Poster Session presenters included:
- “Getting Things Done” by Karen Caputo, Grant Joslin, Amanda Nelson, Danielle Ross, and Maria Pease of the Ohio History Service Corps;
- “Bridging the Divide: Integrating Privacy Sensitivity Audits into the Archival Appraisal Process” by Judith A. Wiener and Anne Gilliland of the Ohio State University Health Sciences Library;
- “Aerial Photographs: Taking Off into the Digital Realm” by Shayna Muckerheide, MLIS-Archives intern at the Sandusky Library;
- “Worn Chappals: Soul Imprints” by Jacqueline Ruiz of the Asian Indian Heritage Project;
- “Mississippi Freedom Summer: The Digitization Process at the Archives” by Jacqueline Johnson and Elias Tzoc of Miami University;
- “Capstone Project: Jewish Federation of Greater Dayton Records” by Jeremy Katz, Wright State University Public History student; and
- “Oral History: A Dynamic Source for Community Development” by Elise Kelly, Wright State University Public History student.
Concurrent Session #3 (the final time block) options included: “Ohio Historical Records Advisory Board Regrants Program” presented by Fred Previts (Ohio Historical Society), John Runion (Stark County Records Manager), Natalie Fritz (Clark County Historical Society), Meghan Hays (Shaker Heights Public Library), and Ron Luce (Athens County Historical Society), or “Mind Mapping for Archival Processing: Using Personal Brain Software to Facilitate Arrangement of the Auguste Martin Collection” presented by Jillian Slater and Amy Rohmiller of University of Dayton.
I attended the session on OHRAB Re-Grants. How could I not? My dear friend, former classmate (and on that particular day, carpool-mate) Natalie was one of the presenters! The presentations discussed projects that had been made possible with funding from the OHRAB Re-Grants program.
Natalie Fritz and the Clark County Historical Society have been using their grant funding to re-house probate records. Natalie shared some of the trials and tribulations of the project, as well as some of the neat stories that have been uncovered. This current re-grant project is a continuation of a previous re-grant. Most of the work is being undertaken by volunteers, and Natalie mentioned how glad she was that the volunteers were happy to hear the project would continue. They have found many interesting items in the probate records, the only downside of which is the inclination to read everything (because it’s so interesting!), which makes the work go a little more slowly. (I should note that they haven’t had any trouble meeting their grant deadlines, though, so hey, if reading the cool stuff keeps everyone happy and the work still gets done on time, it sounds like a win-win situation to me!)
Meghan Hays talked about a project to digitize a really cool collection of Shaker Heights building information cards. The cards include information such as when the building was constructed, original value, the architect, sometimes even a reference to where the blueprints can be found. (Man, I wish we had these for Dayton!
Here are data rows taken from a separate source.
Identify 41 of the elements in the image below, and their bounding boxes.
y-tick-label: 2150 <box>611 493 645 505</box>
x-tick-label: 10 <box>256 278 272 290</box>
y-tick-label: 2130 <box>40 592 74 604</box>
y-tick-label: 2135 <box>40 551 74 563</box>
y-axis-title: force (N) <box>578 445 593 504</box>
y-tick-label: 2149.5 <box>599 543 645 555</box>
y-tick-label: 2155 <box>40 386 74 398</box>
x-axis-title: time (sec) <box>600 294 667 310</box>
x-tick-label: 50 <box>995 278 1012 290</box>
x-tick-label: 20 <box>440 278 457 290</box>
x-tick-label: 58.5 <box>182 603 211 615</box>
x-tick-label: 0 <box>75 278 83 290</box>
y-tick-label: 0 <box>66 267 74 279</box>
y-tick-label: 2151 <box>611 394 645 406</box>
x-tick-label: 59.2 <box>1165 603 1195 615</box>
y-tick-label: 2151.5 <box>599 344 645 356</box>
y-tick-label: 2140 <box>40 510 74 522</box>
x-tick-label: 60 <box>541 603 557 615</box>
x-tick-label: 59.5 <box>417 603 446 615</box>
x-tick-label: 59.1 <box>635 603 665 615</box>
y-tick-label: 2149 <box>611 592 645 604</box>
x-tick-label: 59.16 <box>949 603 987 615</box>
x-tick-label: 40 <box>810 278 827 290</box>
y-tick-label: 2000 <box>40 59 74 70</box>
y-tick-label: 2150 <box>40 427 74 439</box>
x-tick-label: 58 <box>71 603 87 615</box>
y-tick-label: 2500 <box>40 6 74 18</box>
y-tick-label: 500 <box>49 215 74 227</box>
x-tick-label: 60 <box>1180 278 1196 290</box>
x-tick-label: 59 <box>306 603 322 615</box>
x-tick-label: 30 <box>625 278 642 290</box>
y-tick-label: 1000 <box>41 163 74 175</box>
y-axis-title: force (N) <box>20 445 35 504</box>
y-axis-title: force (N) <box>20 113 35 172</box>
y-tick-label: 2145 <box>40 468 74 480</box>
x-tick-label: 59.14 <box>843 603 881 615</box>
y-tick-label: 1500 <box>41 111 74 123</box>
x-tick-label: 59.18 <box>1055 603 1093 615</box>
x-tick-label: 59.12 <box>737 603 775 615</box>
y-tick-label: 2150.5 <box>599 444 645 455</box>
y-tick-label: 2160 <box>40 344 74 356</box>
I am so jealous on that count!) The cards can be viewed online at shakerbuildings.com, which is handy since it enables volunteers to work on the indexing/transcription remotely.
Ron Luce of Athens County Historical Society also talked about a project to preserve county probate records. He said he was horrified by the state of the records at the courthouse. (A year or two ago, I had a similar experience at an Ohio county courthouse that shall remain nameless, so I can relate!) So Ron asked if the historical society could have them, to preserve them better. After much discussion, it was eventually decided that yes, the historical society could take them. Preservation activities have included new boxes and shelving for the probate records.
And so, another SOA Annual Meeting came to a close, about 4:00 p.m. I found the conference very interesting, informative, and thought-provoking. In my humble opinion, I think it was a great success, although, as I admitted in paragraph 1, having never been to one of these before, I have no frame of reference for what the SOA Meeting is “suppose to” be like. I expect that this will be the first of many for me, however…or at least, I hope so!